The AI safety movement has mainly neglected anything short of human extinction as insignificant in comparison. Advocates might object that scenarios considered in this chapter are just about individuals and corporations making questionable use of the internet, somewhat aided by not-really-AI statistical algorithms. Ephemeral squabbles on social media are trivial by comparison with the end of the world, they might say.

Philosopher Nick Bostrom’s bestseller Superintelligence has hugely influenced AI safety discussions. Much of the movement’s writing embroiders the book’s extreme, intellectually engaging thought experiments, which echo classic science fiction stories.

Many such scenarios end the world with nuclear or biological weapons. In some, the AI villain has direct electronic control of them, but in many it just persuades humans to use them.

“America’s internet-driven politics get so insane and hostile that we have a civil war, Russia and China back opposite sides, and eventually it goes nuclear” sounds realistic. Realistic, at least, by comparison with the safety community’s Scary AI killer robot scenarios. In a mid-2022 Ipsos poll,5 half of 8,620 Americans surveyed agreed that “in the next few years, there will be civil war in the United States,” and a substantial minority said they’d join in.

AI safety proponents would agree that’s bad. However, the Mooglebook recommender algorithm involves no superintelligent Scary AI, so it’s not what they’re interested in.

Pragmatic responses to social dysfunction dynamics demand consideration of cultural and political factors.
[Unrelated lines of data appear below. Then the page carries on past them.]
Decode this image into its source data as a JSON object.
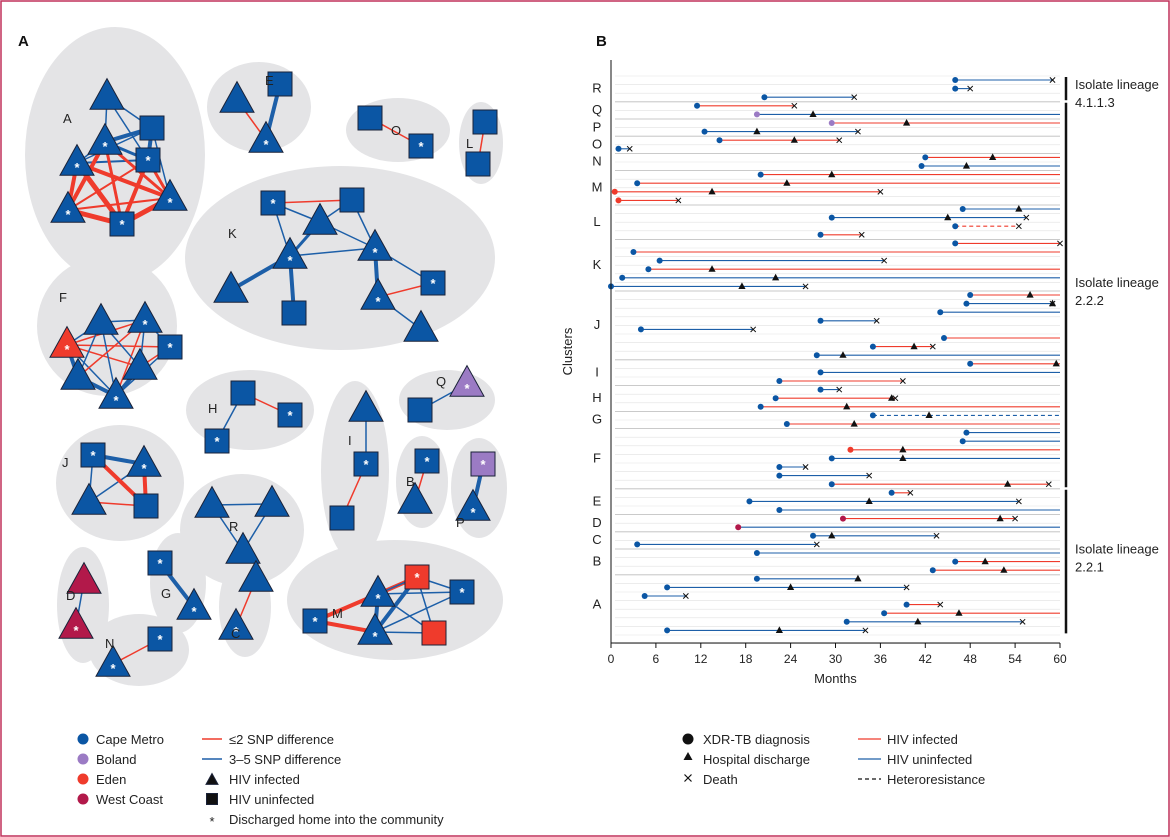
{
  "colors": {
    "cape_metro": "#0b56a4",
    "boland": "#9b7bc4",
    "eden": "#ef3b2c",
    "west_coast": "#b2194a",
    "edge_close": "#ef3b2c",
    "edge_far": "#1d5fa8",
    "blob": "#e4e4e6",
    "frame": "#c0305a"
  },
  "panel_a": {
    "label": "A",
    "clusters": [
      {
        "id": "A",
        "label": "A"
      },
      {
        "id": "E",
        "label": "E"
      },
      {
        "id": "O",
        "label": "O"
      },
      {
        "id": "L",
        "label": "L"
      },
      {
        "id": "K",
        "label": "K"
      },
      {
        "id": "F",
        "label": "F"
      },
      {
        "id": "H",
        "label": "H"
      },
      {
        "id": "Q",
        "label": "Q"
      },
      {
        "id": "J",
        "label": "J"
      },
      {
        "id": "I",
        "label": "I"
      },
      {
        "id": "B",
        "label": "B"
      },
      {
        "id": "P",
        "label": "P"
      },
      {
        "id": "R",
        "label": "R"
      },
      {
        "id": "G",
        "label": "G"
      },
      {
        "id": "D",
        "label": "D"
      },
      {
        "id": "C",
        "label": "C"
      },
      {
        "id": "N",
        "label": "N"
      },
      {
        "id": "M",
        "label": "M"
      }
    ],
    "legend": {
      "regions": [
        "Cape Metro",
        "Boland",
        "Eden",
        "West Coast"
      ],
      "edges": [
        "≤2 SNP difference",
        "3–5 SNP difference"
      ],
      "shapes": [
        "HIV infected",
        "HIV uninfected"
      ],
      "star": "Discharged home into the community",
      "star_symbol": "*"
    }
  },
  "panel_b": {
    "label": "B",
    "legend": {
      "markers": [
        "XDR-TB diagnosis",
        "Hospital discharge",
        "Death"
      ],
      "lines": [
        "HIV infected",
        "HIV uninfected",
        "Heteroresistance"
      ]
    },
    "lineages": [
      "Isolate lineage 4.1.1.3",
      "Isolate lineage 2.2.2",
      "Isolate lineage 2.2.1"
    ]
  },
  "chart_data": {
    "type": "timeline",
    "xlabel": "Months",
    "ylabel": "Clusters",
    "xlim": [
      0,
      60
    ],
    "xticks": [
      0,
      6,
      12,
      18,
      24,
      30,
      36,
      42,
      48,
      54,
      60
    ],
    "patients": [
      {
        "cluster": "R",
        "start": 46,
        "end": 59,
        "hiv": false,
        "discharge": null,
        "death": 59,
        "hetero": false,
        "lineage": "4.1.1.3"
      },
      {
        "cluster": "R",
        "start": 46,
        "end": 48,
        "hiv": false,
        "discharge": null,
        "death": 48,
        "hetero": false,
        "lineage": "4.1.1.3"
      },
      {
        "cluster": "R",
        "start": 20.5,
        "end": 32.5,
        "hiv": false,
        "discharge": null,
        "death": 32.5,
        "hetero": false,
        "lineage": "4.1.1.3"
      },
      {
        "cluster": "Q",
        "start": 11.5,
        "end": 24.5,
        "hiv": true,
        "discharge": null,
        "death": 24.5,
        "hetero": false,
        "lineage": "2.2.2"
      },
      {
        "cluster": "Q",
        "start": 19.5,
        "end": 60,
        "hiv": false,
        "discharge": 27,
        "death": null,
        "hetero": false,
        "lineage": "2.2.2",
        "region": "Boland"
      },
      {
        "cluster": "P",
        "start": 29.5,
        "end": 60,
        "hiv": true,
        "discharge": 39.5,
        "death": null,
        "hetero": false,
        "lineage": "2.2.2",
        "region": "Boland"
      },
      {
        "cluster": "P",
        "start": 12.5,
        "end": 33,
        "hiv": false,
        "discharge": 19.5,
        "death": 33,
        "hetero": false,
        "lineage": "2.2.2"
      },
      {
        "cluster": "O",
        "start": 14.5,
        "end": 30.5,
        "hiv": true,
        "discharge": 24.5,
        "death": 30.5,
        "hetero": false,
        "lineage": "2.2.2"
      },
      {
        "cluster": "O",
        "start": 1,
        "end": 2.5,
        "hiv": false,
        "discharge": null,
        "death": 2.5,
        "hetero": false,
        "lineage": "2.2.2"
      },
      {
        "cluster": "N",
        "start": 42,
        "end": 60,
        "hiv": true,
        "discharge": 51,
        "death": null,
        "hetero": false,
        "lineage": "2.2.2"
      },
      {
        "cluster": "N",
        "start": 41.5,
        "end": 60,
        "hiv": false,
        "discharge": 47.5,
        "death": null,
        "hetero": false,
        "lineage": "2.2.2"
      },
      {
        "cluster": "M",
        "start": 20,
        "end": 60,
        "hiv": true,
        "discharge": 29.5,
        "death": null,
        "hetero": false,
        "lineage": "2.2.2"
      },
      {
        "cluster": "M",
        "start": 3.5,
        "end": 60,
        "hiv": true,
        "discharge": 23.5,
        "death": null,
        "hetero": false,
        "lineage": "2.2.2"
      },
      {
        "cluster": "M",
        "start": 0.5,
        "end": 36,
        "hiv": true,
        "discharge": 13.5,
        "death": 36,
        "hetero": false,
        "lineage": "2.2.2",
        "region": "Eden"
      },
      {
        "cluster": "M",
        "start": 1,
        "end": 9,
        "hiv": true,
        "discharge": null,
        "death": 9,
        "hetero": false,
        "lineage": "2.2.2",
        "region": "Eden"
      },
      {
        "cluster": "L",
        "start": 47,
        "end": 60,
        "hiv": false,
        "discharge": 54.5,
        "death": null,
        "hetero": false,
        "lineage": "2.2.2"
      },
      {
        "cluster": "L",
        "start": 29.5,
        "end": 55.5,
        "hiv": false,
        "discharge": 45,
        "death": 55.5,
        "hetero": false,
        "lineage": "2.2.2"
      },
      {
        "cluster": "L",
        "start": 46,
        "end": 54.5,
        "hiv": true,
        "discharge": null,
        "death": 54.5,
        "hetero": true,
        "lineage": "2.2.2"
      },
      {
        "cluster": "L",
        "start": 28,
        "end": 33.5,
        "hiv": true,
        "discharge": null,
        "death": 33.5,
        "hetero": false,
        "lineage": "2.2.2"
      },
      {
        "cluster": "K",
        "start": 46,
        "end": 60,
        "hiv": true,
        "discharge": null,
        "death": 60,
        "hetero": false,
        "lineage": "2.2.2"
      },
      {
        "cluster": "K",
        "start": 3,
        "end": 60,
        "hiv": true,
        "discharge": null,
        "death": null,
        "hetero": false,
        "lineage": "2.2.2"
      },
      {
        "cluster": "K",
        "start": 6.5,
        "end": 36.5,
        "hiv": false,
        "discharge": null,
        "death": 36.5,
        "hetero": false,
        "lineage": "2.2.2"
      },
      {
        "cluster": "K",
        "start": 5,
        "end": 60,
        "hiv": true,
        "discharge": 13.5,
        "death": null,
        "hetero": false,
        "lineage": "2.2.2"
      },
      {
        "cluster": "K",
        "start": 1.5,
        "end": 60,
        "hiv": false,
        "discharge": 22,
        "death": null,
        "hetero": false,
        "lineage": "2.2.2"
      },
      {
        "cluster": "K",
        "start": 0,
        "end": 26,
        "hiv": false,
        "discharge": 17.5,
        "death": 26,
        "hetero": false,
        "lineage": "2.2.2"
      },
      {
        "cluster": "J",
        "start": 48,
        "end": 60,
        "hiv": true,
        "discharge": 56,
        "death": null,
        "hetero": false,
        "lineage": "2.2.2"
      },
      {
        "cluster": "J",
        "start": 47.5,
        "end": 59,
        "hiv": false,
        "discharge": 59,
        "death": 59,
        "hetero": false,
        "lineage": "2.2.2"
      },
      {
        "cluster": "J",
        "start": 44,
        "end": 60,
        "hiv": false,
        "discharge": null,
        "death": null,
        "hetero": false,
        "lineage": "2.2.2"
      },
      {
        "cluster": "J",
        "start": 28,
        "end": 35.5,
        "hiv": false,
        "discharge": null,
        "death": 35.5,
        "hetero": false,
        "lineage": "2.2.2"
      },
      {
        "cluster": "J",
        "start": 4,
        "end": 19,
        "hiv": false,
        "discharge": null,
        "death": 19,
        "hetero": false,
        "lineage": "2.2.2"
      },
      {
        "cluster": "J",
        "start": 44.5,
        "end": 60,
        "hiv": true,
        "discharge": null,
        "death": null,
        "hetero": false,
        "lineage": "2.2.2"
      },
      {
        "cluster": "J",
        "start": 35,
        "end": 43,
        "hiv": true,
        "discharge": 40.5,
        "death": 43,
        "hetero": false,
        "lineage": "2.2.2"
      },
      {
        "cluster": "J",
        "start": 27.5,
        "end": 60,
        "hiv": false,
        "discharge": 31,
        "death": null,
        "hetero": false,
        "lineage": "2.2.2"
      },
      {
        "cluster": "I",
        "start": 48,
        "end": 60,
        "hiv": true,
        "discharge": 59.5,
        "death": null,
        "hetero": false,
        "lineage": "2.2.2"
      },
      {
        "cluster": "I",
        "start": 28,
        "end": 60,
        "hiv": false,
        "discharge": null,
        "death": null,
        "hetero": false,
        "lineage": "2.2.2"
      },
      {
        "cluster": "I",
        "start": 22.5,
        "end": 39,
        "hiv": true,
        "discharge": null,
        "death": 39,
        "hetero": false,
        "lineage": "2.2.2"
      },
      {
        "cluster": "H",
        "start": 28,
        "end": 30.5,
        "hiv": false,
        "discharge": null,
        "death": 30.5,
        "hetero": false,
        "lineage": "2.2.2"
      },
      {
        "cluster": "H",
        "start": 22,
        "end": 38,
        "hiv": true,
        "discharge": 37.5,
        "death": 38,
        "hetero": false,
        "lineage": "2.2.2"
      },
      {
        "cluster": "H",
        "start": 20,
        "end": 60,
        "hiv": true,
        "discharge": 31.5,
        "death": null,
        "hetero": false,
        "lineage": "2.2.2"
      },
      {
        "cluster": "G",
        "start": 35,
        "end": 60,
        "hiv": false,
        "discharge": 42.5,
        "death": null,
        "hetero": true,
        "lineage": "2.2.2"
      },
      {
        "cluster": "G",
        "start": 23.5,
        "end": 60,
        "hiv": true,
        "discharge": 32.5,
        "death": null,
        "hetero": false,
        "lineage": "2.2.2"
      },
      {
        "cluster": "F",
        "start": 47.5,
        "end": 60,
        "hiv": false,
        "discharge": null,
        "death": null,
        "hetero": false,
        "lineage": "2.2.2"
      },
      {
        "cluster": "F",
        "start": 47,
        "end": 60,
        "hiv": false,
        "discharge": null,
        "death": null,
        "hetero": false,
        "lineage": "2.2.2"
      },
      {
        "cluster": "F",
        "start": 32,
        "end": 60,
        "hiv": true,
        "discharge": 39,
        "death": null,
        "hetero": false,
        "lineage": "2.2.2",
        "region": "Eden"
      },
      {
        "cluster": "F",
        "start": 29.5,
        "end": 60,
        "hiv": false,
        "discharge": 39,
        "death": null,
        "hetero": false,
        "lineage": "2.2.2"
      },
      {
        "cluster": "F",
        "start": 22.5,
        "end": 26,
        "hiv": false,
        "discharge": null,
        "death": 26,
        "hetero": false,
        "lineage": "2.2.2"
      },
      {
        "cluster": "F",
        "start": 22.5,
        "end": 34.5,
        "hiv": false,
        "discharge": null,
        "death": 34.5,
        "hetero": false,
        "lineage": "2.2.2"
      },
      {
        "cluster": "F",
        "start": 29.5,
        "end": 58.5,
        "hiv": true,
        "discharge": 53,
        "death": 58.5,
        "hetero": false,
        "lineage": "2.2.2"
      },
      {
        "cluster": "E",
        "start": 37.5,
        "end": 40,
        "hiv": true,
        "discharge": null,
        "death": 40,
        "hetero": false,
        "lineage": "2.2.1"
      },
      {
        "cluster": "E",
        "start": 18.5,
        "end": 54.5,
        "hiv": false,
        "discharge": 34.5,
        "death": 54.5,
        "hetero": false,
        "lineage": "2.2.1"
      },
      {
        "cluster": "E",
        "start": 22.5,
        "end": 60,
        "hiv": false,
        "discharge": null,
        "death": null,
        "hetero": false,
        "lineage": "2.2.1"
      },
      {
        "cluster": "D",
        "start": 31,
        "end": 54,
        "hiv": true,
        "discharge": 52,
        "death": 54,
        "hetero": false,
        "lineage": "2.2.1",
        "region": "West Coast"
      },
      {
        "cluster": "D",
        "start": 17,
        "end": 60,
        "hiv": false,
        "discharge": null,
        "death": null,
        "hetero": false,
        "lineage": "2.2.1",
        "region": "West Coast"
      },
      {
        "cluster": "C",
        "start": 27,
        "end": 43.5,
        "hiv": false,
        "discharge": 29.5,
        "death": 43.5,
        "hetero": false,
        "lineage": "2.2.1"
      },
      {
        "cluster": "C",
        "start": 3.5,
        "end": 27.5,
        "hiv": false,
        "discharge": null,
        "death": 27.5,
        "hetero": false,
        "lineage": "2.2.1"
      },
      {
        "cluster": "B",
        "start": 19.5,
        "end": 60,
        "hiv": false,
        "discharge": null,
        "death": null,
        "hetero": false,
        "lineage": "2.2.1"
      },
      {
        "cluster": "B",
        "start": 46,
        "end": 60,
        "hiv": true,
        "discharge": 50,
        "death": null,
        "hetero": false,
        "lineage": "2.2.1"
      },
      {
        "cluster": "B",
        "start": 43,
        "end": 60,
        "hiv": true,
        "discharge": 52.5,
        "death": null,
        "hetero": false,
        "lineage": "2.2.1"
      },
      {
        "cluster": "A",
        "start": 19.5,
        "end": 33,
        "hiv": false,
        "discharge": 33,
        "death": null,
        "hetero": false,
        "lineage": "2.2.1"
      },
      {
        "cluster": "A",
        "start": 7.5,
        "end": 39.5,
        "hiv": false,
        "discharge": 24,
        "death": 39.5,
        "hetero": false,
        "lineage": "2.2.1"
      },
      {
        "cluster": "A",
        "start": 4.5,
        "end": 10,
        "hiv": false,
        "discharge": null,
        "death": 10,
        "hetero": false,
        "lineage": "2.2.1"
      },
      {
        "cluster": "A",
        "start": 39.5,
        "end": 44,
        "hiv": true,
        "discharge": null,
        "death": 44,
        "hetero": false,
        "lineage": "2.2.1"
      },
      {
        "cluster": "A",
        "start": 36.5,
        "end": 60,
        "hiv": true,
        "discharge": 46.5,
        "death": null,
        "hetero": false,
        "lineage": "2.2.1"
      },
      {
        "cluster": "A",
        "start": 31.5,
        "end": 55,
        "hiv": false,
        "discharge": 41,
        "death": 55,
        "hetero": false,
        "lineage": "2.2.1"
      },
      {
        "cluster": "A",
        "start": 7.5,
        "end": 34,
        "hiv": false,
        "discharge": 22.5,
        "death": 34,
        "hetero": false,
        "lineage": "2.2.1"
      }
    ]
  }
}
Most AI safety people would rather ignore those, because they seem boring, inscrutable, random, and stupid.

A main reason AI is risky is that its upcoming effects may still be inconceivable. Trying to guess details about what could happen in limited collection of classic science fiction plots risks not noticing signs of a different, less philosophically interesting catastrophe getting under way.

Such signs, I will suggest, have been flashing garish neon lights for years. The kinds of AI we already have may not lead directly to human extinction, but their effect on our deeply interconnected society could get extremely bad.
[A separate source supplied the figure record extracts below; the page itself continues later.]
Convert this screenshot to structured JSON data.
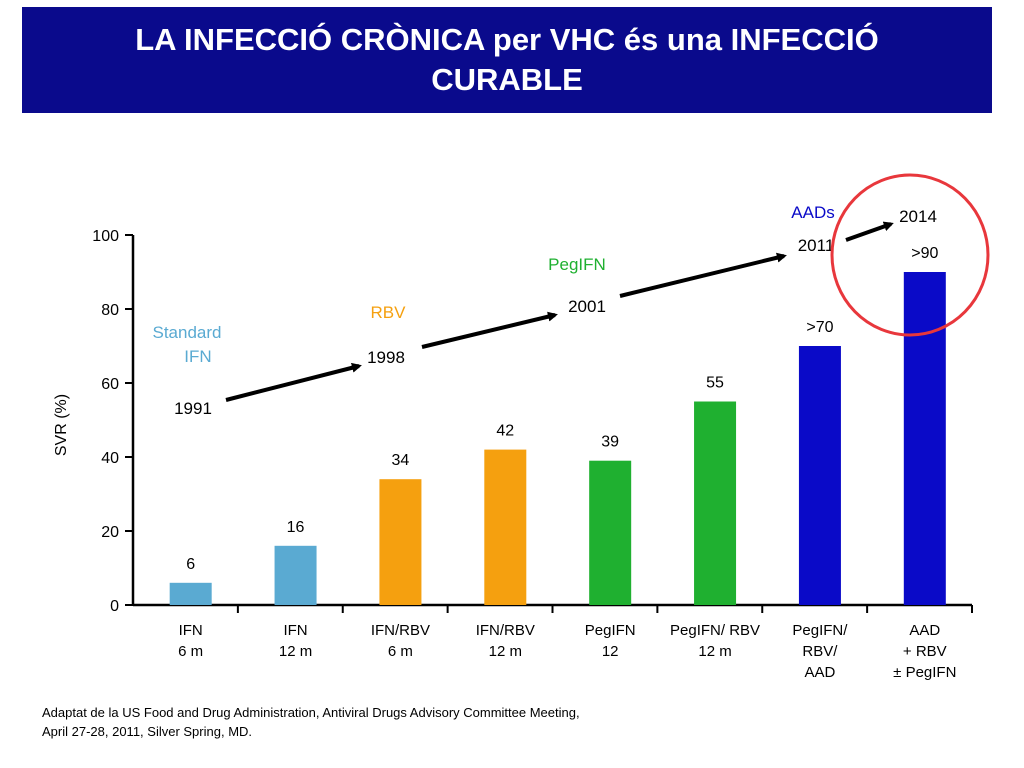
{
  "slide": {
    "title_line1": "LA INFECCIÓ CRÒNICA per VHC és una INFECCIÓ",
    "title_line2": "CURABLE",
    "footnote_line1": "Adaptat de la US Food and Drug Administration, Antiviral Drugs Advisory Committee Meeting,",
    "footnote_line2": "April 27-28, 2011, Silver Spring, MD."
  },
  "colors": {
    "banner": "#0a0a8c",
    "ifn": "#5aaad2",
    "rbv": "#f5a00f",
    "pegifn": "#1fb030",
    "aad": "#0a0ac8",
    "circle": "#e8373c"
  },
  "chart_data": {
    "type": "bar",
    "title": "",
    "ylabel": "SVR (%)",
    "ylim": [
      0,
      100
    ],
    "yticks": [
      0,
      20,
      40,
      60,
      80,
      100
    ],
    "grid": false,
    "categories": [
      [
        "IFN",
        "6 m"
      ],
      [
        "IFN",
        "12 m"
      ],
      [
        "IFN/RBV",
        "6 m"
      ],
      [
        "IFN/RBV",
        "12 m"
      ],
      [
        "PegIFN",
        "12"
      ],
      [
        "PegIFN/ RBV",
        "12 m"
      ],
      [
        "PegIFN/",
        "RBV/",
        "AAD"
      ],
      [
        "AAD",
        "+ RBV",
        "± PegIFN"
      ]
    ],
    "values": [
      6,
      16,
      34,
      42,
      39,
      55,
      70,
      90
    ],
    "value_labels": [
      "6",
      "16",
      "34",
      "42",
      "39",
      "55",
      ">70",
      ">90"
    ],
    "bar_groups": [
      "ifn",
      "ifn",
      "rbv",
      "rbv",
      "pegifn",
      "pegifn",
      "aad",
      "aad"
    ],
    "annotations": {
      "eras": [
        {
          "lines": [
            "Standard",
            "IFN"
          ],
          "color": "ifn"
        },
        {
          "lines": [
            "RBV"
          ],
          "color": "rbv"
        },
        {
          "lines": [
            "PegIFN"
          ],
          "color": "pegifn"
        },
        {
          "lines": [
            "AADs"
          ],
          "color": "aad"
        }
      ],
      "years": [
        "1991",
        "1998",
        "2001",
        "2011",
        "2014"
      ],
      "highlight": "red circle around the AAD + RBV ± PegIFN bar and the 2014 milestone"
    }
  }
}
  1. 1.LessWrong, 17th Mar 2019.
  2. 2.Jonathan Haidt makes the case for harm and alarm in “Social Media Is Warping Democracy,” “Why the Past 10 Years of American Life Have Been Uniquely Stupid,” and numerous other articles, collected at https://jonathanhaidt.com/social-media/. Facebook has replied to one directly (Pratiti Raychoudhury, “What the Research on Social Media’s Impact on Democracy and Daily Life Says (and Doesn’t Say),” April 22, 2022). Scott Alexander’s “Sort By Controversial” is an amusing and horrifying parable (Slate Star Codex, 30 October 2018). The Social Dilemma is a semi-documentary film, based partly on the work of the Center for Human Technology, which I haven’t watched. I also haven’t read Shoshana Zuboff’s 2019 book The Age of Surveillance Capitalism. Furthermore, I haven’t read two academic studies with evidence that social media driven polarization is not a thing, Chen et al.’s “Subscriptions and external links help drive resentful users to alternative and extremist YouTube videos” (arXiv 2204.10921, 22 Apr 2022), and Boulianne et al.’s “Right-Wing Populism, Social Media and Echo Chambers in Western Democracies” (New Media & Society, April 2, 2020), but I did check the abstracts. Adam Mastroianni makes a good case against polarization in “The great myths of political hatred” (Experimental History, Oct 4, 2022).
  3. 3.Emily Stuart, “Donald Trump Rode $5 Billion in Free Media to the White House,” TheStreet, Nov 20, 2016.
  4. 4.Sarah Oates and Wendy M. Moe, “Donald Trump and the ‘Oxygen of Publicity’: Branding, Social Media, and Mass Media in the 2016 Presidential Primary Elections, American Political Science Association Annual Meeting, August 25, 2016.”
  5. 5.Wintemute et al., “Views of American Democracy and Society and Support for Political Violence: First Report from a Nationwide Population-Representative Survey.”